According to ratings agency CRISIL, passenger vehicle sales in 2024-25 are likely to grow 5-7 per cent, which will be on top of the 6-8 per cent growth that is expected in the current financial year. SUV sales are seen accelerating at almost twice the growth rate expected next year.

"While the overall PV volume is seen rising 5-7 per cent next fiscal, we expect demand for SUVs to accelerate at twice the pace at over 12 per cent driven by an array of feature-laden launches at competitive price points, varied technology options, including hybrid and electric, and increased access to credit," said Anuj Sethi, senior director at CRISIL Ratings.

SUVs accounted for around 28 per cent of the total domestic volume in financial year 2019. That has doubled to nearly 60 per cent this year amid significant changes in consumer preferences.

Several new SUVs are expected to hit the road over the next few quarters, from the Tata Curvv to Mahindra's Born Electric SUVs. This is expected to further drive SUV demand in the country.

But, even as SUV sales are accelerating, passenger cars are lagging behind. CRISIL expects demand for cars will slow down this financial year. More stringent regulations related to emissions and safety as well as higher commodity prices have driven up vehicle prices in the past 3-4 years.

The lowering affordability in the entry-level segment as well as the ongoing weakness in the rural market is seen hurting passenger car sales. The share of cars in the overall market is seen slipping from around 66 per cent in 2018-19 to 38 per cent this financial year and further to 35 per cent in 2024-25, according to CRISIL.

Slowing car sales is not the only worry. Vehicle exports from India are also slowing. CRISIL expects passenger vehicle exports to have slowed to 14 per cent in the current financial year, compared to 17 per cent in 2018-19 fiscal. Inflationary headwinds and limited availability of foreign exchange in key export markets of Latin America, Africa and Southeast Asia in the past two years are hurting exports, and CRISIL expects the slowdown trend to continue in the coming financial year as well.

Despite the headwinds, the increasing share of SUVs, which have higher realisations, and full benefit of earlier price hikes are set to boost operating margins of automakers by around 200 basis points this financial year to 11 per cent.
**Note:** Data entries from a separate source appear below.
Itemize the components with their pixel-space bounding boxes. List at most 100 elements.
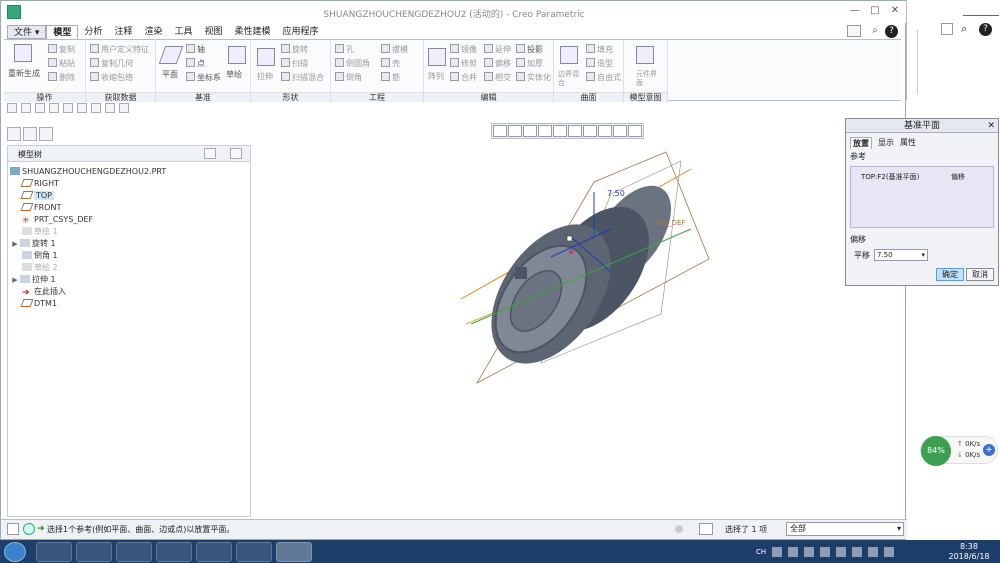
tab-display[interactable]: 显示 — [878, 137, 894, 149]
ribbon-toggle-icon[interactable] — [847, 25, 861, 37]
tray-icon[interactable] — [852, 547, 863, 557]
network-speed-widget[interactable]: 84% ↑ 0K/s ↓ 0K/s + — [920, 436, 998, 466]
taskbar-app-browser[interactable] — [196, 542, 232, 562]
clock[interactable]: 8:38 2018/6/18 — [944, 542, 994, 562]
dimension-value[interactable]: 7.50 — [607, 189, 625, 198]
group-label-datum[interactable]: 基准 — [156, 92, 250, 102]
thicken-button[interactable]: 加厚 — [516, 58, 543, 69]
fill-button[interactable]: 填充 — [586, 44, 613, 55]
sketch-button[interactable]: 草绘 — [226, 70, 242, 80]
view-manager-icon[interactable] — [583, 125, 597, 137]
favorites-tab-icon[interactable] — [39, 127, 53, 141]
redo-icon[interactable] — [63, 103, 73, 113]
shell-button[interactable]: 壳 — [381, 58, 400, 69]
taskbar-app-creo[interactable] — [276, 542, 312, 562]
tree-node-insert-here[interactable]: ➜ 在此插入 — [22, 286, 66, 298]
plane-button[interactable]: 平面 — [162, 70, 178, 80]
extend-button[interactable]: 延伸 — [484, 44, 511, 55]
saved-views-icon[interactable] — [568, 125, 582, 137]
group-label-engineering[interactable]: 工程 — [331, 92, 423, 102]
help-icon[interactable]: ? — [885, 25, 898, 38]
refit-icon[interactable] — [493, 125, 507, 137]
chamfer-button[interactable]: 倒角 — [335, 72, 362, 83]
tab-annotate[interactable]: 注释 — [108, 25, 138, 39]
close-window-icon[interactable] — [105, 103, 115, 113]
axis-button[interactable]: 轴 — [186, 44, 205, 55]
tab-placement[interactable]: 放置 — [850, 137, 872, 149]
browser-toggle-icon[interactable] — [23, 523, 35, 535]
reference-item[interactable]: TOP:F2(基准平面) — [861, 172, 919, 182]
handle-point[interactable] — [569, 250, 573, 254]
merge-button[interactable]: 合并 — [450, 72, 477, 83]
tab-properties[interactable]: 属性 — [900, 137, 916, 149]
tray-icon[interactable] — [820, 547, 831, 557]
help-icon[interactable]: ? — [979, 23, 992, 36]
tree-node-dtm1[interactable]: DTM1 — [20, 298, 57, 310]
tray-icon[interactable] — [836, 547, 847, 557]
repaint-icon[interactable] — [538, 125, 552, 137]
copy-button[interactable]: 复制 — [48, 44, 75, 55]
tree-node-sketch1[interactable]: 草绘 1 — [22, 226, 58, 238]
group-label-get-data[interactable]: 获取数据 — [86, 92, 155, 102]
ok-button[interactable]: 确定 — [936, 268, 964, 281]
maximize-button[interactable]: □ — [867, 4, 883, 18]
intersect-button[interactable]: 相交 — [484, 72, 511, 83]
regenerate-small-icon[interactable] — [77, 103, 87, 113]
start-button[interactable] — [4, 542, 26, 562]
taskbar-app-paint[interactable] — [236, 542, 272, 562]
volume-icon[interactable] — [884, 547, 895, 557]
tray-icon[interactable] — [772, 547, 783, 557]
taskbar-app-cloud[interactable] — [156, 542, 192, 562]
graphics-window[interactable]: 7.50 SYS_DEF — [251, 119, 846, 517]
tree-node-top[interactable]: TOP — [20, 190, 55, 202]
reference-constraint[interactable]: 偏移 — [951, 172, 965, 182]
delete-button[interactable]: 删除 — [48, 72, 75, 83]
taskbar-app-chrome[interactable] — [36, 542, 72, 562]
undo-icon[interactable] — [49, 103, 59, 113]
minimize-button[interactable]: — — [847, 4, 863, 18]
draft-button[interactable]: 拔模 — [381, 44, 408, 55]
tree-node-sketch2[interactable]: 草绘 2 — [22, 262, 58, 274]
project-button[interactable]: 投影 — [516, 44, 543, 55]
ribbon-toggle-icon[interactable] — [941, 23, 953, 35]
revolve-button[interactable]: 旋转 — [281, 44, 308, 55]
tab-view[interactable]: 视图 — [198, 25, 228, 39]
tree-node-revolve1[interactable]: ▶ 旋转 1 — [10, 238, 56, 250]
pattern-button[interactable]: 阵列 — [428, 72, 444, 82]
selection-buffer-icon[interactable] — [699, 523, 713, 535]
shrinkwrap-button[interactable]: 收缩包络 — [90, 72, 133, 83]
boundary-blend-button[interactable]: 边界混合 — [558, 70, 582, 88]
swept-blend-button[interactable]: 扫描混合 — [281, 72, 324, 83]
tree-node-extrude1[interactable]: ▶ 拉伸 1 — [10, 274, 56, 286]
save-icon[interactable] — [35, 103, 45, 113]
hole-button[interactable]: 孔 — [335, 44, 354, 55]
annotation-display-icon[interactable] — [628, 125, 642, 137]
selection-filter[interactable]: 全部 ▾ — [786, 522, 904, 536]
search-icon[interactable]: ⌕ — [961, 22, 967, 36]
tree-node-chamfer1[interactable]: 倒角 1 — [22, 250, 58, 262]
rib-button[interactable]: 筋 — [381, 72, 400, 83]
tree-node-csys[interactable]: ✳ PRT_CSYS_DEF — [22, 214, 93, 226]
freestyle-button[interactable]: 自由式 — [586, 72, 621, 83]
language-indicator[interactable]: CH — [756, 548, 766, 556]
drag-handle[interactable] — [566, 235, 573, 242]
tab-model[interactable]: 模型 — [46, 25, 79, 39]
copy-geometry-button[interactable]: 复制几何 — [90, 58, 133, 69]
new-icon[interactable] — [7, 103, 17, 113]
style-button[interactable]: 造型 — [586, 58, 613, 69]
customize-toolbar-icon[interactable] — [119, 103, 129, 113]
expand-icon[interactable]: ▶ — [10, 274, 20, 286]
group-label-editing[interactable]: 编辑 — [424, 92, 553, 102]
tab-tools[interactable]: 工具 — [168, 25, 198, 39]
display-style-icon[interactable] — [553, 125, 567, 137]
tree-node-right[interactable]: RIGHT — [20, 178, 59, 190]
udf-button[interactable]: 用户定义特征 — [90, 44, 149, 55]
tree-node-front[interactable]: FRONT — [20, 202, 61, 214]
offset-button[interactable]: 偏移 — [484, 58, 511, 69]
component-interface-button[interactable]: 元件界面 — [636, 70, 660, 88]
taskbar-app-media[interactable] — [116, 542, 152, 562]
model-tree-tab-icon[interactable] — [7, 127, 21, 141]
tree-columns-icon[interactable] — [230, 148, 242, 159]
add-icon[interactable]: + — [983, 444, 995, 456]
close-button[interactable]: ✕ — [887, 4, 903, 18]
More improvement in sales mix in favour of SUVs could further drive the margins up next year to 11.5 per cent to 12.5 per cent.

With capacity utilisations expected to touch 85 per cent this year and strong demand for SUVs continuing, passenger vehicle companies are set to spend around Rs 44,000 crore on capital expenditure in financial years 2024 and 2025, according to CRISIL. This will be almost double compared with the past two years.

The CRISIL study was based on analysis of six passenger vehicle makers, accounting for over 80 per cent of the market.

How the monsoon pans out, which will weigh on rural demand, commodity price movements, inventory levels and global macroeconomic conditions will be key things to monitor in the coming financial year.